Pemerintah Kabupaten Sleman meraih opini Wajar Tanpa Pengecualian (WTP) untuk 12 kali secara berturut-turut dari Badan Pemeriksa Keuangan atas pemeriksaan Laporan Keuangan Pemerintah Kabupaten Sleman Tahun Anggaran 2022. Predikat opini WTP tersebut disampaikan oleh Kepala BPK Perwakilan DIY, Widhi Widayat di Kantor BPK Perwakilan DIY pada Jumat (3/3).
Hadir dalam acara tersebut Bupati Sleman Kustini Sri Purnomo, Sekretaris Daerah Harda Kiswaya, Wakil Ketua DPRD Kabupaten Sleman Sukaptana, Inspektur Kabupaten Sleman Heri Dwi Kuryanto, Kepala BKAD Sleman Haris Sutarta beserta jajaran.
“Berdasarkan pemeriksaan yang telah dilakukan BPK atas Laporan Keuangan Pemerintah Kabupaten Sleman Tahun Anggaran 2022 termasuk implementasi atas rencana aksi yang telah dilaksanakan, maka BPK memberikan opini Wajar Tanpa Pengecualian (WTP) atas Laporan Keuangan Pemerintah Kabupaten Sleman Tahun Anggaran 2022,” tutur Widhi.
Widhi menyampaikan bahwa predikat yang diraih Pemkab Sleman ini menunjukkan komitmen dan upaya nyata DPRD serta manajemen Pemerintah Kabupaten Sleman untuk terus mendorong perbaikan pengelolaan keuangan, dengan menjalankan dan menerapkan praktik-praktik pengelolaan keuangan yang baik.
Kustini, Bupati Sleman menyampaikan terima kasih kepada BPK yang telah menyelesaikan pemeriksaan rinci Laporan Keuangan Pemerintah Kabupaten Sleman Tahun Anggaran 2022. “Pemeriksaan ini menjadi salah satu komponen evaluasi yang strategis bagi Pemkab Sleman untuk melihat seberapa efisien penggunaan anggaran di tahun 2022 lalu sesuai dengan peraturan perundang-undangan yang berlaku,” ucapnya.
Laporan Hasil Pemeriksaan yang diterima Pemkab Sleman menjadi bukti dari komitmen Pemkab Sleman dalam mewujudkan tata kelola pemerintahan yang baik.
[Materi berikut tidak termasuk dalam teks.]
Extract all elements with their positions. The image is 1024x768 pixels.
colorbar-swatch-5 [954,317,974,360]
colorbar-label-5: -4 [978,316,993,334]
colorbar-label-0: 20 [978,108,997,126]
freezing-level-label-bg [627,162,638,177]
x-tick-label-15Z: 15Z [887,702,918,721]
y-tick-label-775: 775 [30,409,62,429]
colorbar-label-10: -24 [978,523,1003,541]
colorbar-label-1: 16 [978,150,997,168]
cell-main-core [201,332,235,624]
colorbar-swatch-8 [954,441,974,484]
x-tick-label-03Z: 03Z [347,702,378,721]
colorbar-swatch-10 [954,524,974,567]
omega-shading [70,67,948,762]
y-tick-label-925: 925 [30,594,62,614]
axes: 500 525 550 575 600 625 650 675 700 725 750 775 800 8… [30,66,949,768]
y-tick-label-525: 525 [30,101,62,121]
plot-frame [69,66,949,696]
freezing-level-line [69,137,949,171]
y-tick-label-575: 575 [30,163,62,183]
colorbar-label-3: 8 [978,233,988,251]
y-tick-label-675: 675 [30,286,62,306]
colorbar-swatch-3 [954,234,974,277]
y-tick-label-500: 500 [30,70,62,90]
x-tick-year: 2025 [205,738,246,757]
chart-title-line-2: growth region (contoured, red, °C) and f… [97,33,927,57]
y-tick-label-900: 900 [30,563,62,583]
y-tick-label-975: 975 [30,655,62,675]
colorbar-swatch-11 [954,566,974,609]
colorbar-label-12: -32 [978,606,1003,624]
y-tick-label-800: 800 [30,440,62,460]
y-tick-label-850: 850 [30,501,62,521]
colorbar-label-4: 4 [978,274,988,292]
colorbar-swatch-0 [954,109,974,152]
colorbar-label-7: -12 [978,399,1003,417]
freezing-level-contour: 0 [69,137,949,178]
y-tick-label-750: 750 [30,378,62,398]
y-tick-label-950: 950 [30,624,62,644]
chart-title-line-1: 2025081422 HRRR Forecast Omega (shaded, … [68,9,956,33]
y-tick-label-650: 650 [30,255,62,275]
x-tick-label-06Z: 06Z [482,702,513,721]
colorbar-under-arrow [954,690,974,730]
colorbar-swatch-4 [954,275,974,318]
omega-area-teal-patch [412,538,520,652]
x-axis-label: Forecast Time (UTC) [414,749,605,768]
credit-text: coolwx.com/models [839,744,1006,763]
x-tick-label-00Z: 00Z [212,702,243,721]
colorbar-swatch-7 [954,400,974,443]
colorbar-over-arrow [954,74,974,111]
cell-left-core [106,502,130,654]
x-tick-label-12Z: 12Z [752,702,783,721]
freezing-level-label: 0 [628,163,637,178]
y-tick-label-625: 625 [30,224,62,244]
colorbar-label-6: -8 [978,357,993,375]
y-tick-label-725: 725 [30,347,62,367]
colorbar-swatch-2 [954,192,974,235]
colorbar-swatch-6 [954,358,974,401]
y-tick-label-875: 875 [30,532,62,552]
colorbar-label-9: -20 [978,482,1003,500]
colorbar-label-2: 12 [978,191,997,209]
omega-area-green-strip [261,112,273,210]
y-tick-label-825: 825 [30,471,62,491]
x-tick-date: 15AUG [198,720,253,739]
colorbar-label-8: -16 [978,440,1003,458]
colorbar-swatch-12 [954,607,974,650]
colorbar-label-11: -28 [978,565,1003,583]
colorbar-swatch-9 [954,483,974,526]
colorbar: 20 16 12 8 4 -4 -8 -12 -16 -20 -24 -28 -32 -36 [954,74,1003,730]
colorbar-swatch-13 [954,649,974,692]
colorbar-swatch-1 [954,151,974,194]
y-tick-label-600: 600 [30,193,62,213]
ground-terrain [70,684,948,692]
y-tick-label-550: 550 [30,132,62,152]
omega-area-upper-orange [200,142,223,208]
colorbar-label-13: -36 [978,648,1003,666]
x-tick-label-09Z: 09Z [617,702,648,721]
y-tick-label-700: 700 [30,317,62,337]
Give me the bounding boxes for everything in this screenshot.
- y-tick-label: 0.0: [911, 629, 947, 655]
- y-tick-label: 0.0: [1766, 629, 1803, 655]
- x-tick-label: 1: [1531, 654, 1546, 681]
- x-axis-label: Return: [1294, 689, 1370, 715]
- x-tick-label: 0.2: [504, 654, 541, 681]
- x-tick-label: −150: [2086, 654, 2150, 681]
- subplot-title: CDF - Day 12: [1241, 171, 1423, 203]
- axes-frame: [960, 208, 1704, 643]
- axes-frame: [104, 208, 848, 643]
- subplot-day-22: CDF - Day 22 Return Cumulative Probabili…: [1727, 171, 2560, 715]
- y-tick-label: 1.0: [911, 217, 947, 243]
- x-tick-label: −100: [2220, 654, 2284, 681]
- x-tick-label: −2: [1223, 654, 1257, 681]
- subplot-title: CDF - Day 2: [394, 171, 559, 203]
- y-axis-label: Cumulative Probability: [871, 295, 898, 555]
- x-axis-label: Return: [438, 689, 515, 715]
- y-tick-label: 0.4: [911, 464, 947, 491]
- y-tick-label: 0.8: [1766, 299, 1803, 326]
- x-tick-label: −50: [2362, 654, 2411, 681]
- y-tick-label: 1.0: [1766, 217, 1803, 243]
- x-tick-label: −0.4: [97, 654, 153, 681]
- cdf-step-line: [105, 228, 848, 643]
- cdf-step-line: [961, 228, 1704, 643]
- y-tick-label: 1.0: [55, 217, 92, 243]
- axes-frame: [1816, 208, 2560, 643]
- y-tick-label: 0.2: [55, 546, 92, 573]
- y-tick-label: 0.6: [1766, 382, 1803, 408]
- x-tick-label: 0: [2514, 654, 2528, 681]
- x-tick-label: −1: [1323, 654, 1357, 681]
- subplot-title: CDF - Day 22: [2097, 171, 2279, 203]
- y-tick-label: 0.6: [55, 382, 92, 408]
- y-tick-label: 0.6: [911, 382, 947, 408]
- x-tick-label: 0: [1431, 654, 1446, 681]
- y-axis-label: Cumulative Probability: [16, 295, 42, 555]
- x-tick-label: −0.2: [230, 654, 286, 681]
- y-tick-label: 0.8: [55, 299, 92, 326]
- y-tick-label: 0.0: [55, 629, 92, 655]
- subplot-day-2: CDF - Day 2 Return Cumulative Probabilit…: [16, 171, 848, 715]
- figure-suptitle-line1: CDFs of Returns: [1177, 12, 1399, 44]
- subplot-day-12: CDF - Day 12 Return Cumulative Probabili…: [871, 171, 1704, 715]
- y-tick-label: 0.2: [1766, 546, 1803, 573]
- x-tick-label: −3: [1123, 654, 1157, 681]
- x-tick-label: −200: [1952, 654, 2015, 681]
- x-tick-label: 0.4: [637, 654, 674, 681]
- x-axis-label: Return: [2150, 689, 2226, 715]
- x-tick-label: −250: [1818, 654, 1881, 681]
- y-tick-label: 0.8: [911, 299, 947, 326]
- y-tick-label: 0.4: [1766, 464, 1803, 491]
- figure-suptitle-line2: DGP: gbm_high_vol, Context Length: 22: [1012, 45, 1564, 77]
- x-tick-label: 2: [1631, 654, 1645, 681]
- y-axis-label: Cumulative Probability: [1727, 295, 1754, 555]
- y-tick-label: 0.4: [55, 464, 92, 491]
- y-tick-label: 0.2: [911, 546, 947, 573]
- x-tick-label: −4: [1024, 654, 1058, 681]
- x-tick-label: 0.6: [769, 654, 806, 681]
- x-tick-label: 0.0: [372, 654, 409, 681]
Kustini menyebut Pemkab Sleman terus berupaya untuk meningkatkan kualitas laporan keuangan daerah sehingga berhasil mewujudkan pengelolaan anggaran yang efektif dan efisien.
“Syukur Alhamdulillah pada tahun ini Sleman masih berhasil mempertahankan opini WTP atas LKPD Tahun 2022. Predikat ini merupakan opini WTP yang kami peroleh selama 12 tahun berturut-turut. Predikat ini mendorong kami untuk terus meningkatkan kualitas pengelolaan keuangan yang transparan, akuntabel dan profesional untuk mewujudkan good governance,” imbuh Kustini.